If you’d like to stretch your legs on a fine spring day, head up to Fairmount Park, which begins at the Art Museum. Behind the Art Museum you’ll find gardens, sculpture, and a path along the scenic Schuylkill River along Boathouse Row. If you want to see an old wonder of America, stop into the free Fairmount Water Works Interpretive Center. In early 18th century America this engineering marvel was a top travel destination in the US, second only to Niagara Falls.
Old City is the section of Philadelphia close to the Delaware River, between Vine Street and South Street. CONDUIT is located 20 blocks west of Old City, so if you’re staying near the conference but want to explore the Colonial parts of Philadelphia, be prepared for a nice walk, or take an Uber. Old City is filled with what most people expect to see in Philadelphia:
- Independence Hall: Free to tour and get your free, timed tickets first thing in the morning at the visitors center across the street (6th and Chestnut).
- Liberty Bell: Free to see and has a great photo shot of Independence Hall behind it.
- Betsy Ross House: 2nd and Arch, where our flag may have been born. Separate entrance fee.
- Museum of the American Revolution: New museum at 3rd and Walnut.
- Carpenters Hall: where the founding fathers first met.
- City Tavern: a reconstruction of the founding father’s favorite place to relax. Features authentic recipes from Martha Washington, as well as Thomas Jefferson and Ben Franklin’s own ale recipes. At 2nd and Walnut.
- Washington Square: In colonial times, this was a Potters Field. Nearby was one a prison, which was the site of the first hot air balloon in the US.
- Franklin Square: At 6th and Race, features miniature golf, a carousel, and gardens.
- The Franklin Fountain: 2nd and Market, an old time ice cream parlor with the oldest soda fountain in America.
- Shane Confectionery: Front and Market. Go in the back and try the exotic colonial hot chocolates.
- The Constitution Center: A surprisingly interesting museum about how our government works.

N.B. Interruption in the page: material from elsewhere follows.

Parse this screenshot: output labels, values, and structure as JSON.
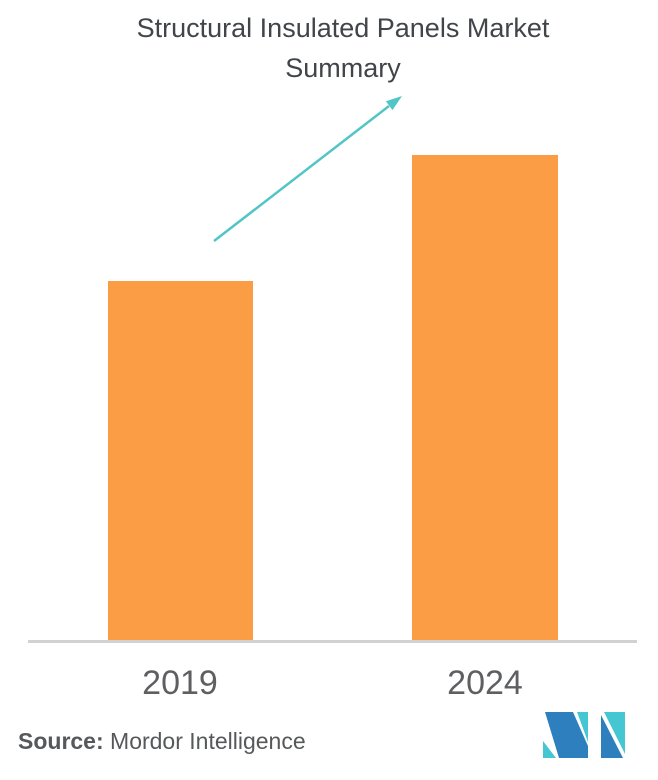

- The US Mint: just a few blocks above Independence Hall. You can see lots of coins being made.
- Christ Church: worshiping place for many founding fathers. 2nd and Market.
Center City is the downtown area of Philadelphia. Technically everything I’ve talked about so far is in Center City. I’m using this name for the area around City Hall.
- City Hall: The tallest non-steel structure in the world. Tours are available and you can go to the top and look out underneath William Penn’s feet. Located at the center of the city, at Broad and Market.
- Reading Terminal Market: the original supermarket for Philadelphia. Get a cheese steak or maybe some pastries at Termini Bros. Or just grab a live lobster.
- The Wanamaker Building: Now a Macy’s, this building holds the world’s largest pipe organ with free daily concerts. Victorian shopping splendor at its finest. Worth a walk through. SE corner of City Hall. Try and find the star marking the spot where Pres. Taft stood for the dedication of the Grand Court, near the brass eagle.
- Academy of Music and Kimmel Center: The center for fine musical arts in Philadelphia. South Broad Street at Locust. Home to the Philadelphia Orchestra and Philly Pops.
- Chinatown: On Race and Arch between 10th-6th, explore exciting shops and restaurants.
Outside of those categories you may enjoy seeing Rittenhouse Square, home to many a fine restaurant. Or the University of Pennsylvania Museum of Anthropology and Archaeology, home to many a fine mummy. The Philadelphia Zoo is the nation’s oldest, and is located along the Schuylkill, on Girard Avenue.